For the last thirty years, the British have been schooled in the art of festival culture. We have learned how to sustain ourselves despite the weather, to self-organise, to party, to de-centralise, to entertain, to collaborate and to communicate. This is a significant moment when the old established order meets the new paradigm head on. The new picks up the woolly thread spun in the 60’s, weaves it through the creative practices, spiritual teachings and digital expression we have experienced in recent counter culture and made it child-friendly. In this moment a child sits on top of the lion. This child is the future.

Under the eye of Nelson and the banner of Extinction Rebellion, Dr Emily Grossman comes to the stage in a white lab coat printed with the familiar hour glass logo. She packs a punch with a brief but clear presentation of current peer-reviewed climate science. Thousands of people – of all kinds including scientists – are taking to the streets to draw attention to the facts and predictions that people find it hard to hear, to really comprehend, and that governments fail to act on. Take the facts in, but hold them spaciously to allow room for the feelings they invoke. Let your feelings crack open your heart, but then reach out to connect through love.

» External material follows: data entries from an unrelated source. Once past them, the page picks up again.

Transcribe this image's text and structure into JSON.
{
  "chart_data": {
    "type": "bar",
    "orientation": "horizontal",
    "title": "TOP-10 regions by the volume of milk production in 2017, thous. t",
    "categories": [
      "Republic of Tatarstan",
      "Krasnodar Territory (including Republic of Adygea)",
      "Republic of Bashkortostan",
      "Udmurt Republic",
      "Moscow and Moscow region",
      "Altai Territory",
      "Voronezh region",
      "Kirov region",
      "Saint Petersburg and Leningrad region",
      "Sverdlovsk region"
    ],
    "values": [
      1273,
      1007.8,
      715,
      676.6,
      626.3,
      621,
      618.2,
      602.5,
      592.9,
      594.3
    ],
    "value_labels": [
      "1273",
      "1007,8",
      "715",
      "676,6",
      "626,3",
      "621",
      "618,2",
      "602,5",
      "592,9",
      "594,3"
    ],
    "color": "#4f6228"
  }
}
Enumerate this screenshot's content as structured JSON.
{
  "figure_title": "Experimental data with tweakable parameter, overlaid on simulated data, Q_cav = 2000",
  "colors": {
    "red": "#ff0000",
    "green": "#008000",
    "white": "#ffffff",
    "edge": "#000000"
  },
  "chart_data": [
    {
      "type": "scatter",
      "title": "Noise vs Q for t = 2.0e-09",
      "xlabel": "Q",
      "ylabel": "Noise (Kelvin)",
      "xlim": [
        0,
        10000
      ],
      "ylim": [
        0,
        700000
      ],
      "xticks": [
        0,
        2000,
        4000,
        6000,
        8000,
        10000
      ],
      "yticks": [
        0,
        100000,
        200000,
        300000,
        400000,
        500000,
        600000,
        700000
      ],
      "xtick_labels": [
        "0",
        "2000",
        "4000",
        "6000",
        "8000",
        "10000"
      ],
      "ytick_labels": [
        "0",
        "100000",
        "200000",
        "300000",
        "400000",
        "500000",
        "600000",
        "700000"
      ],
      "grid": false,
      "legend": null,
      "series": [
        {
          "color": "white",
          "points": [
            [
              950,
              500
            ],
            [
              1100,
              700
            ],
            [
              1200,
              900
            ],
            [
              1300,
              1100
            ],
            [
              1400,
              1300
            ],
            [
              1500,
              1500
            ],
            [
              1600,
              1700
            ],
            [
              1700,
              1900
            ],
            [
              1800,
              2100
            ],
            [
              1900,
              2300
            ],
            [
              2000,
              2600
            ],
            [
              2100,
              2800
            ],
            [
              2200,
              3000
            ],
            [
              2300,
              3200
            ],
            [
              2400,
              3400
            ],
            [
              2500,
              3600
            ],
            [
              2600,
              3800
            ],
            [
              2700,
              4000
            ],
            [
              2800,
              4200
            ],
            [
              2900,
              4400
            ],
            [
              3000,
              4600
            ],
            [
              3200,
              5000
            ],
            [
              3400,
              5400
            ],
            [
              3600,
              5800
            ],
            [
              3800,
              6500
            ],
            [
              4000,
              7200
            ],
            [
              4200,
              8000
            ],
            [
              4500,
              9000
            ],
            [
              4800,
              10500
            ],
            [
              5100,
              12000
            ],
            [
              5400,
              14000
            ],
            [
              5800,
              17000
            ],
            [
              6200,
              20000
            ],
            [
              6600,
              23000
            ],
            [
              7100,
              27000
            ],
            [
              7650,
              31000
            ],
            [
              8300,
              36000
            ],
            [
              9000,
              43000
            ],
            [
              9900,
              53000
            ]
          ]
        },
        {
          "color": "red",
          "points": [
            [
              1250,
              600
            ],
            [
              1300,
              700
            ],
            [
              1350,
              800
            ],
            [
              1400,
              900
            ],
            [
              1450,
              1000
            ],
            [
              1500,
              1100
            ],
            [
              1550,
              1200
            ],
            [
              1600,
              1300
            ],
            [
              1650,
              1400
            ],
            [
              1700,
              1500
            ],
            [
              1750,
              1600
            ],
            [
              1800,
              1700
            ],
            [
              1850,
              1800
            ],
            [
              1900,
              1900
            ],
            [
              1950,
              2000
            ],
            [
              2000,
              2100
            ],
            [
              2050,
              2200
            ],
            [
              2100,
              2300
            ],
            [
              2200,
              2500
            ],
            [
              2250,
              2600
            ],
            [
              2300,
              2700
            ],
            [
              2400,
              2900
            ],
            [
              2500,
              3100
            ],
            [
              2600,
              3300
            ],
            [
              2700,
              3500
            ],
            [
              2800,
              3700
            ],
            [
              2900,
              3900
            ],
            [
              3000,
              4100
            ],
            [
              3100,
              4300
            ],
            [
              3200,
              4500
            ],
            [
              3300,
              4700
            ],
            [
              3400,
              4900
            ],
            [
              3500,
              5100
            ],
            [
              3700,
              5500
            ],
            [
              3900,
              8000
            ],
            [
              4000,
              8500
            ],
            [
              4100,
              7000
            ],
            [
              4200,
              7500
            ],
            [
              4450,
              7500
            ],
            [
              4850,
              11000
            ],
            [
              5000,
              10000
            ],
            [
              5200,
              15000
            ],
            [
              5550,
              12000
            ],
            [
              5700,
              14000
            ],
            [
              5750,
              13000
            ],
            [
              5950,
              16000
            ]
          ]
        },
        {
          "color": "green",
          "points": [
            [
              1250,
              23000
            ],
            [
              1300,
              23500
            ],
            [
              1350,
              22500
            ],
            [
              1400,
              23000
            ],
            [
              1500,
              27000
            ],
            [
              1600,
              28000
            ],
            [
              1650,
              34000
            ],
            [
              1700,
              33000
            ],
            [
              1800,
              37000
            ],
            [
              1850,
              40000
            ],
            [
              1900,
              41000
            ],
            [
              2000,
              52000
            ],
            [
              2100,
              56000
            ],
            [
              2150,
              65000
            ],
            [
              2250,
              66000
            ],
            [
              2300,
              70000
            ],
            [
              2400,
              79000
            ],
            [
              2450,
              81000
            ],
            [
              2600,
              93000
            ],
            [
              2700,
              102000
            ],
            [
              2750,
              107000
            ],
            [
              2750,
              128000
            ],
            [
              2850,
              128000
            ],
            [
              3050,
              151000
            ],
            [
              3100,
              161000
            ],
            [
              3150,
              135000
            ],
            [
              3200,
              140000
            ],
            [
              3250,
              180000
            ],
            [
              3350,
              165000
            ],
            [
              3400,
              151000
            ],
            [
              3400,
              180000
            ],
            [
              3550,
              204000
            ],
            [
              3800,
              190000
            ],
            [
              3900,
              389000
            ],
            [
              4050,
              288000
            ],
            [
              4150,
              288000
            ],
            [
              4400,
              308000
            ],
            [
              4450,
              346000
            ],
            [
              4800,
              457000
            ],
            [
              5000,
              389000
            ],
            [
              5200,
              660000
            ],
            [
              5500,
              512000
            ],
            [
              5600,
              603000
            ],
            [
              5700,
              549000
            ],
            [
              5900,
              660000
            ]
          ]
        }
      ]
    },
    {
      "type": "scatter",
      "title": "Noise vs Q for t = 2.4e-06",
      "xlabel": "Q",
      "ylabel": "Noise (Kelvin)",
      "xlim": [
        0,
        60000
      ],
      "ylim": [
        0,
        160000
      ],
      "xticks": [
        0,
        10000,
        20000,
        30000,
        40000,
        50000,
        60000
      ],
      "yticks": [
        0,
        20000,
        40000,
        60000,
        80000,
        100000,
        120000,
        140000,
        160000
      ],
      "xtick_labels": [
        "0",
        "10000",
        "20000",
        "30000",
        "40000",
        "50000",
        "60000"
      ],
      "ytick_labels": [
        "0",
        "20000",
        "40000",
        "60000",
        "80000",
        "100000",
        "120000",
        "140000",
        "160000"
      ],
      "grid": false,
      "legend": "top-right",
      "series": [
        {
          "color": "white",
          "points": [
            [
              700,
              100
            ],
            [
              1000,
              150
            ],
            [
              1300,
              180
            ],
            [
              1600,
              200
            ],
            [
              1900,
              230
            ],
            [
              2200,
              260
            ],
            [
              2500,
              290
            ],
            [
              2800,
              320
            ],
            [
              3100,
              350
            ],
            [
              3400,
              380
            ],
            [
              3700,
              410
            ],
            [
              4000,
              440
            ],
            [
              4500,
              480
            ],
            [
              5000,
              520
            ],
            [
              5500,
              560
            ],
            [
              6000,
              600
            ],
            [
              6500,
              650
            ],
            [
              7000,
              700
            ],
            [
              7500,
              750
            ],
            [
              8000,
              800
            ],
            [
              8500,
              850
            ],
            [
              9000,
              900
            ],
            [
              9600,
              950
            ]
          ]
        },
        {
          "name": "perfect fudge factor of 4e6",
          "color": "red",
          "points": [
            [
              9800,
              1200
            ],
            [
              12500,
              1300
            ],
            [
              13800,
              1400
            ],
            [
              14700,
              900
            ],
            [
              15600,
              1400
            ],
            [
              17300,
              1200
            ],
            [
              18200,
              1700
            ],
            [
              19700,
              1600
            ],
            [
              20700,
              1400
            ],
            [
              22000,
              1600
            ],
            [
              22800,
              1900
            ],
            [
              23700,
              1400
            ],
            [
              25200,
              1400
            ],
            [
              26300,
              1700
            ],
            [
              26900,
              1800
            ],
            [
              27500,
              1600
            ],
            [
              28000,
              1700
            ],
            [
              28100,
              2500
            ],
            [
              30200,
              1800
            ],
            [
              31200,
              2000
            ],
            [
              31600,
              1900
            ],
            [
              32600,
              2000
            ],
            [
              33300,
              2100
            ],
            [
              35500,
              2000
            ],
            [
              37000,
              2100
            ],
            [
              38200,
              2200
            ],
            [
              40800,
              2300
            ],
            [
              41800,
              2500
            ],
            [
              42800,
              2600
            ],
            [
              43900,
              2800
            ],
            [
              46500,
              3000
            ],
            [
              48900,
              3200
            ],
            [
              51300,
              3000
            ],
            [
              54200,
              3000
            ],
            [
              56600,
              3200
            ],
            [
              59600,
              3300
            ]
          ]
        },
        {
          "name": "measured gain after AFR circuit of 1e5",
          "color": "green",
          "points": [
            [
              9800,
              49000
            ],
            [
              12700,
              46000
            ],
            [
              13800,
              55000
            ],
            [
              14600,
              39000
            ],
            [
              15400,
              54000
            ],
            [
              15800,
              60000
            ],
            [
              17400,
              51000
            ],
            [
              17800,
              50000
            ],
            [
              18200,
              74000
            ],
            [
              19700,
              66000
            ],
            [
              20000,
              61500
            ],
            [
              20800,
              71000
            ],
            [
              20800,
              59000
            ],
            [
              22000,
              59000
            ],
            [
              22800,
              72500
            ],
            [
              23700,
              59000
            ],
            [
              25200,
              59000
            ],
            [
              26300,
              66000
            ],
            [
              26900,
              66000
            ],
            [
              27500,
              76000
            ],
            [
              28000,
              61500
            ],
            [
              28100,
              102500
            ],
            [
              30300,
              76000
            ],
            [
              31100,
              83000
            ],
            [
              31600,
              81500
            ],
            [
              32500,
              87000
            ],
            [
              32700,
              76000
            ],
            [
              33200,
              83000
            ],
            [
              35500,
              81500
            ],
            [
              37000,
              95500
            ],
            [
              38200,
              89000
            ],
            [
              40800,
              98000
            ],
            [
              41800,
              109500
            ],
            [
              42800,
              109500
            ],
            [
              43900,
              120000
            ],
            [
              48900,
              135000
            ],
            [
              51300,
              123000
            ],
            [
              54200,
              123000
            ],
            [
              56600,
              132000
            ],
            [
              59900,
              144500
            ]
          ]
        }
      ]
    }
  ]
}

A pod of grievers meet at low tide at the edge of the Thames in earshot of St Paul’s. We make a circle from mud-larked bones and oyster shells. We are here to mark the death of the humpback whale marooned by hunger or disorientation in the estuary. A whale vertibrae the size of a child’s skull is passed round the circle. It is porous, white and lighter than I imagined. One by one we sing to the spirit of this whale, sing it home on a river of tears and gratitude. Hump backed whales mourn each other with song. I don’t find the words to express my sense of loss. I am dismayed by this example of the dislocation from right-relationship between place, food and the hierarchy of species in the natural world. This is a profound breach of natural order, an out of place death. How big a sign will it take before we recognise the extent of our selfishness?

After a delicious lunch – sushi dipped in salty with pickled and sweet – we walk to the beach. I am usually averse to cold, to wet, to mud. Today I slip off my trainers to walk skin on grass. My feet enjoy the experience. I take them to the shore where foam rolls towards them unpredictably. It feels good to stand in the shallows. Salt water laps up my calves. Salty liquids – great healers for so many ills. Later I lie and feel small pools of tears gather in my ears. No tragedy, just the trickling moisture of my humanity.